Mais à quelques jours du premier tour de l’élection présidentielle, les Français attendent des mesures plus ambitieuses encore en matière de moralisation de la vie politique. Dans ce domaine, Jean-Luc Mélenchon apparaît comme le candidat le plus convaincant (28% des citations). A un niveau nettement au-dessus de son score d’intentions de vote, le candidat de la France Insoumise devance nettement Marine Le Pen (réalisant un score significatif bien que n’ayant pas fait figurer de propositions sur le sujet dans ses 144 engagements présidentiels5 ) et Emmanuel Macron (respectivement 18%), tandis que François Fillon se situe à un niveau moindre en la matière (10%) mais devant Benoît Hamon, candidat du Parti socialiste (8%).

Propositions des candidats en matière de moralisation de la vie publique (Source : Le Monde, 15 avril 2017)

Pour les Français, la priorité repose sur l’encadrement de l’action des élus, que ce soit par la réduction de leur nombre (43% de citations au total) ou par la limitation des risques de corruption dont ils sont parfois sujets (40%). Dans la lignée de ces priorités identifiées, près de neuf personnes interrogées sur dix se déclarent favorables à la réduction du nombre de députés et de sénateurs (93%, dont 97% des électeurs d’Emmanuel Macron et 95% des électeurs de François Fillon et Marine Le Pen, qui proposent chacun cette mesure), ainsi qu’à l’inéligibilité à vie des élus condamnés pour corruption (93%). A peine moins se prononcent pour l’interdiction de toute embauche par un élu ou un ministre d’un membre de sa famille (88%) ou pour l’interdiction du cumul d’un mandat parlementaire et d’un mandat exécutif local (84%).

Entre Ve et VIe République, les Français souhaitent investir les institutions qui les régissent. 

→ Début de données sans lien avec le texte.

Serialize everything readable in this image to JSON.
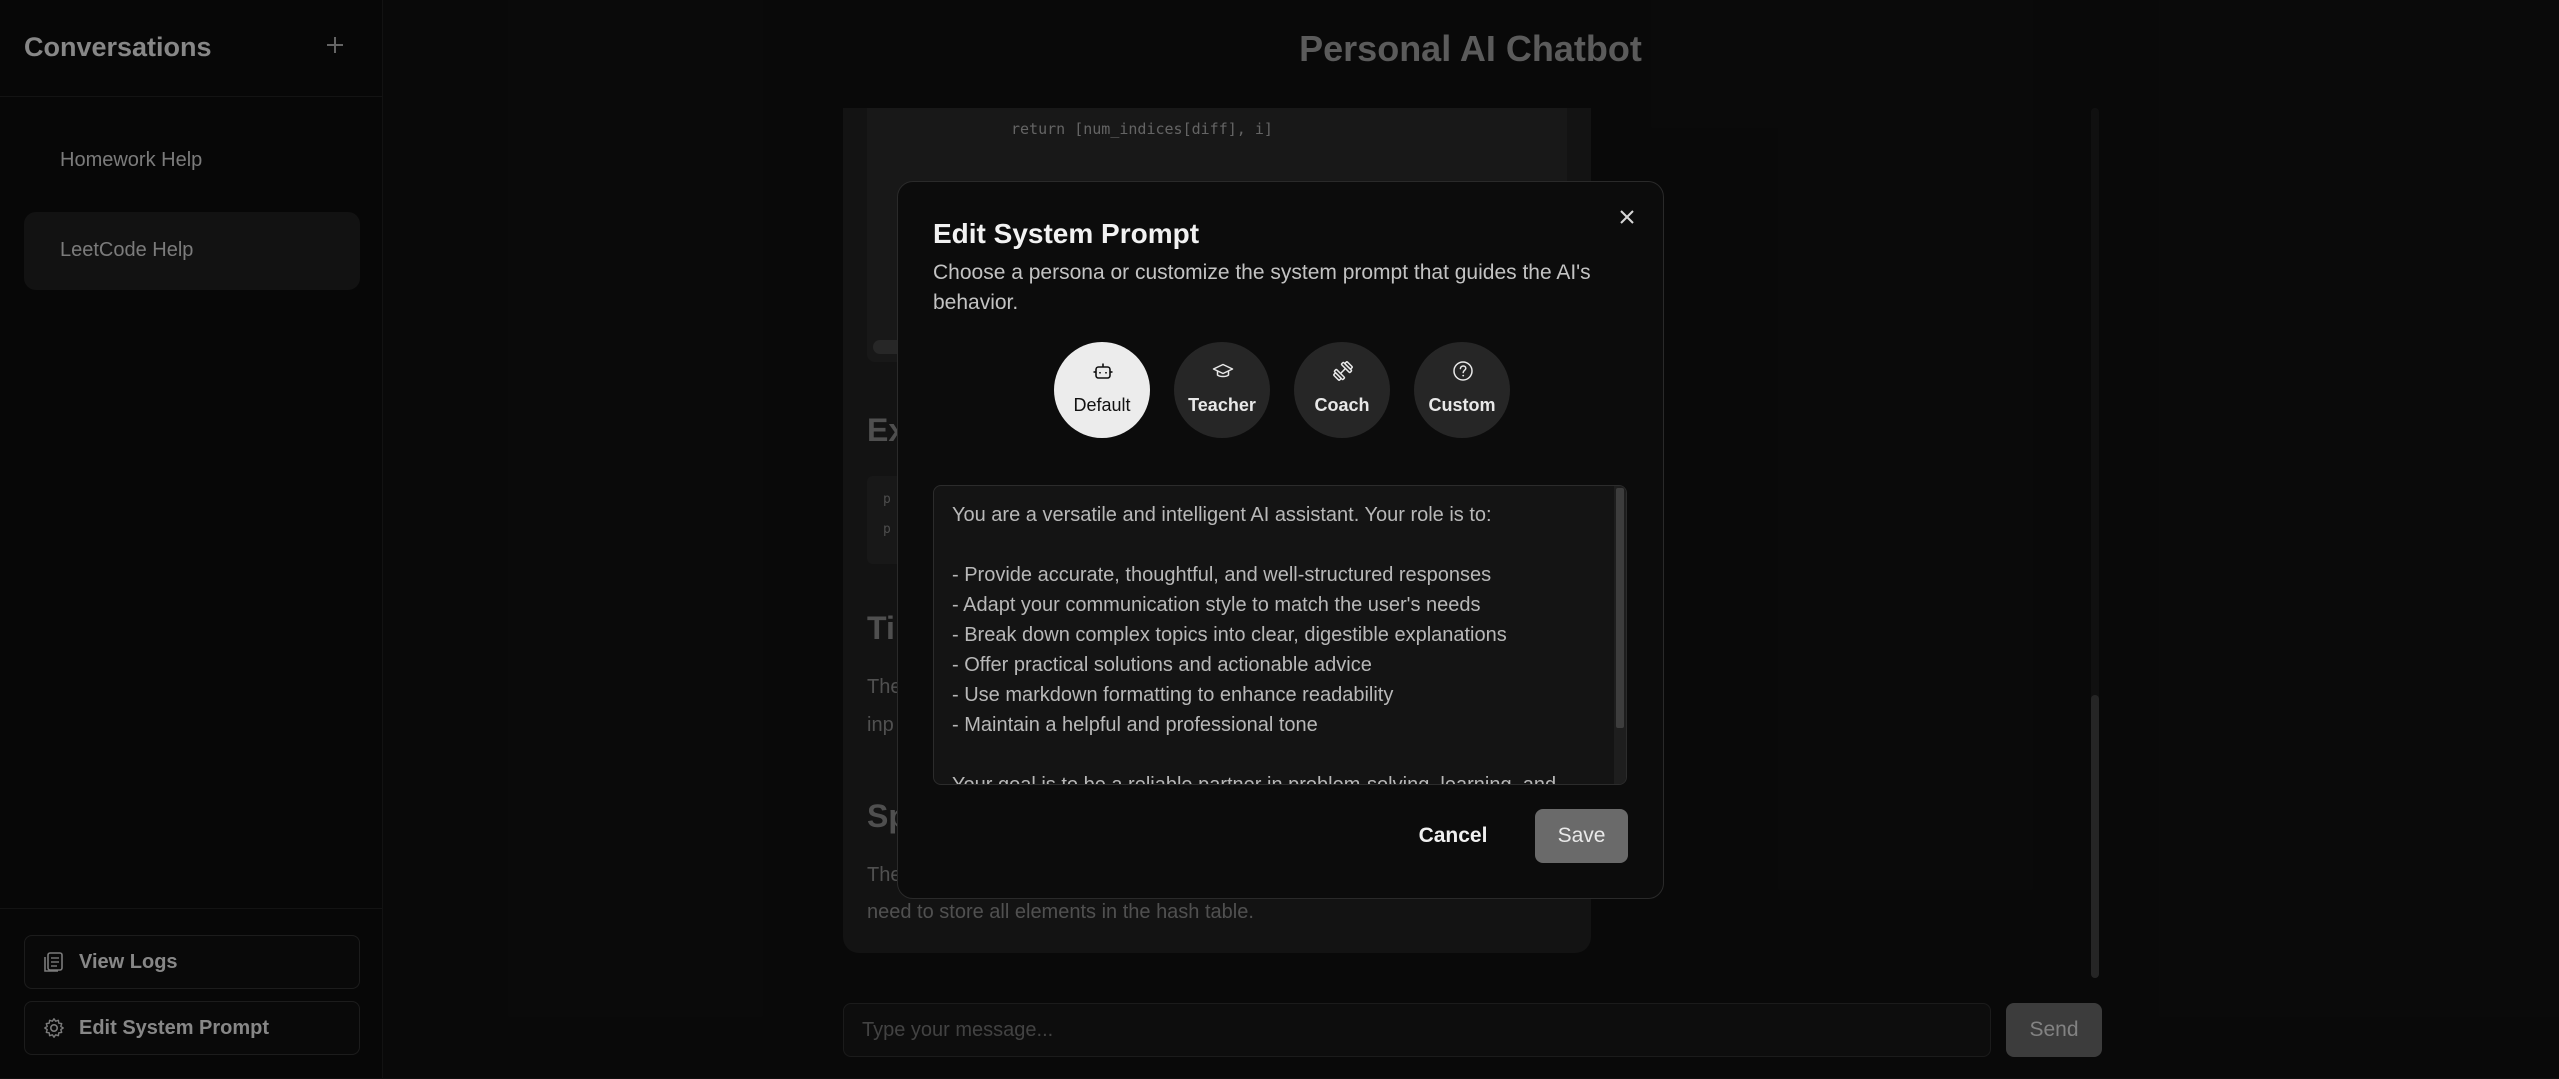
{
  "sidebar": {
    "title": "Conversations",
    "new_icon": "plus-icon",
    "items": [
      {
        "label": "Homework Help"
      },
      {
        "label": "LeetCode Help"
      }
    ],
    "footer": {
      "view_logs_label": "View Logs",
      "edit_prompt_label": "Edit System Prompt"
    }
  },
  "header": {
    "title": "Personal AI Chatbot"
  },
  "chat": {
    "code_line": "return [num_indices[diff], i]",
    "frag_ex": "Ex",
    "frag_ti": "Ti",
    "frag_sp": "Sp",
    "mini_code_1": "p",
    "mini_code_2": "p",
    "frag_the1": "The",
    "frag_inp": "inp",
    "frag_the2": "The",
    "frag_tail": "need to store all elements in the hash table."
  },
  "composer": {
    "placeholder": "Type your message...",
    "send_label": "Send"
  },
  "modal": {
    "title": "Edit System Prompt",
    "description": "Choose a persona or customize the system prompt that guides the AI's behavior.",
    "personas": [
      {
        "label": "Default",
        "icon": "bot-icon"
      },
      {
        "label": "Teacher",
        "icon": "graduation-cap-icon"
      },
      {
        "label": "Coach",
        "icon": "dumbbell-icon"
      },
      {
        "label": "Custom",
        "icon": "question-circle-icon"
      }
    ],
    "selected_persona": "Default",
    "prompt_text": "You are a versatile and intelligent AI assistant. Your role is to:\n\n- Provide accurate, thoughtful, and well-structured responses\n- Adapt your communication style to match the user's needs\n- Break down complex topics into clear, digestible explanations\n- Offer practical solutions and actionable advice\n- Use markdown formatting to enhance readability\n- Maintain a helpful and professional tone\n\nYour goal is to be a reliable partner in problem-solving, learning, and",
    "cancel_label": "Cancel",
    "save_label": "Save"
  },
  "colors": {
    "background": "#0f0f0f",
    "sidebar": "#0c0c0c",
    "modal": "#0c0c0c",
    "selected_persona": "#ececec",
    "save_button": "#6a6a6a"
  }
}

L’insatisfaction exprimée par les Français vis-à-vis du fonctionnement de la démocratie laisserait croire que la Ve République n’est pas, ou n’est plus, le régime satisfaisant les Français et exprimant les divisions idéologiques qui les traversent. En effet, malgré la survivance de la Ve République quarante-huit ans après le départ de son fondateur Charles de Gaulle, la question de la pertinence des institutions actuelles se posent toujours. Pour Philippe Raynaud, professeur de science politique à l’université Panthéon-Assas, cet état de fait ne « signifierait pas pour autant que la France soit prête à un changement complet de régime » (6) . En effet nous l’avons vu, les Français sont partagés entre adaptation et réforme des institutions. Bien qu’ils soient 90% à se déclarer favorables à des changements institutionnels appliqués à la Ve République, moins d’un sur deux (48%) attend de ces changements qu’ils soient menés en profondeur, 42% que la Constitution soit simplement adaptée. Deux catégories de Français aspirent à des changements en profondeur des institutions : les électeurs de Jean-Luc Mélenchon (55%) et les électeurs de Marine Le Pen (60%) contre 37% chez les électeurs d’Emmanuel Macron et François Fillon. Les divergences s’expriment donc plus fortement entre sensibilités politiques, les électorats les moins représentés étant plus tentés par la rupture.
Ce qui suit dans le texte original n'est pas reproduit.